Années 1860-1870 : la fin du collodion humide

 

     À partir des années 60-70, la photographie va connaître de multiples développements.

     Nous sommes toujours sur la technique du collodion humide, qui régnera une trentaine d'années.

     Il n'est pas vraiment pratique, puisque les plaques doivent être préparées et développées sur place. Malgré ces difficultés, les photographes dont nous avons déjà parlé (Brady et Nadar) et beaucoup d'autres, vont réaliser des prodiges. 

     Que penser de Braun qui (en 1865) va amener son attirail dans les séracs de la Mer de Glace ; ou du portraitiste Disdéri, à Paris, qui industrialisera la photographie en inventant la carte de visite photo. Il mettra au point des appareils multiplicateurs et sera capable de sortir de ses ateliers, jusqu'à 2400 photos-cartes par jour.

 

 

Alphonse Braun.

Alpinistes sur la Mer de Glace à Chamonix.

(vers 1865, procédé au collodion)

 

 

     La photographie est entrée dans les mœurs, elle est devenue un besoin, et donc les constructeurs vont produire des chambres à soufflet pour les rendre pliantes, des chambres compactes comme l'appareil Dubroni dans lequel s'opère toutes les opérations de laboratoire. On verra même un tout premier appareil de poing, muni d'un rudimentaire obturateur, pour photographier à main levée. Car pour les chambres, munies d'un objectif pas très lumineux, on enlève et on remet un bouchon, c'est suffisant.

     D’après les spécialistes (et les collectionneurs), les obturateurs n’apparaîtront que dans les années 80. Pourtant, à bien observer certaines images (datées des années 60) – de foules animées – il semble bien que ces instantanés nécessitaient des poses d'une fraction de seconde. Mystère ! Nous verrons que certains photographes avaient leurs petits secrets pour augmenter la sensibilité de leurs émulsions. Ils pouvaient alors installer un obturateur à guillotine devant leur objectif.

Chambre stéréo pliante (constructeur français inconnu, vers 1860).
Chambre stéréo pliante (constructeur français inconnu, vers 1860).

     Une autre obsession du moment, sera d'obtenir des images en relief.
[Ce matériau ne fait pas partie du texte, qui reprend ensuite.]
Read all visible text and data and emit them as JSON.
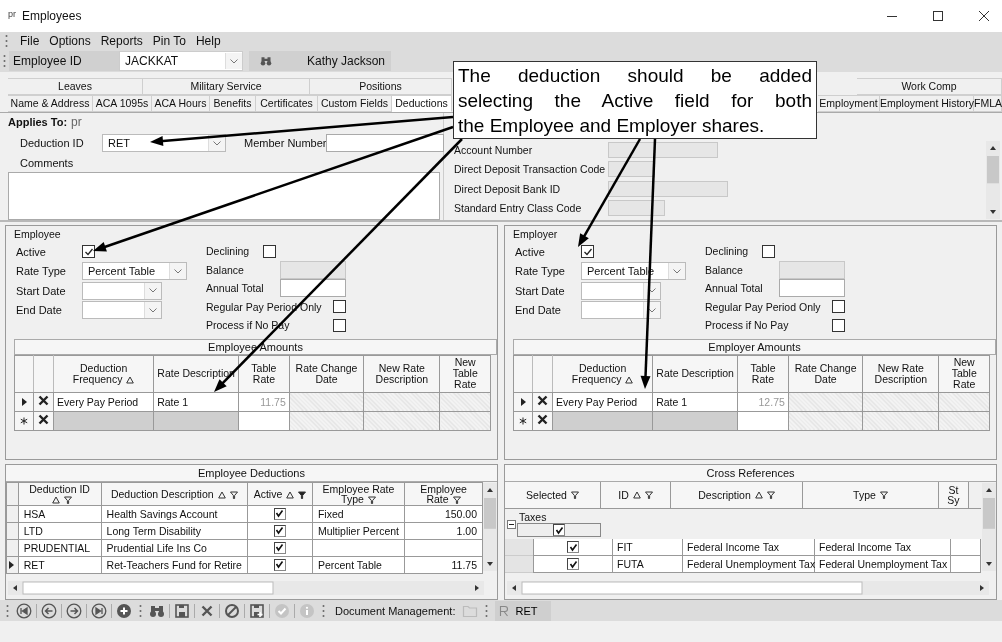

On avait compris depuis longtemps les atouts de la vision binoculaire et Brewster avait adapté un de ces appareils à la photo en 1851... et l'avait présenté à l'Exposition Universelle de Londres.

     Dans les années 60, il existait déjà de nombreuses chambres stéréos et autant de visionneuses à double oculaire. Aux États-Unis on pouvait se procurer un grand choix de « couples stéréos » et ainsi s'offrir une visite 3D des sites les plus prodigieux des parcs nationaux.

     Les images en relief ne posaient donc pas de problèmes. Par contre, de doux rêveurs essayèrent, dès cette époque de capter la couleur... d'autres, le mouvement. Nous consacrerons des chapitres particuliers à ces évolutions, et ferons connaissance avec de nouveaux chercheurs, peu connus, mais à l'origine de ces développements.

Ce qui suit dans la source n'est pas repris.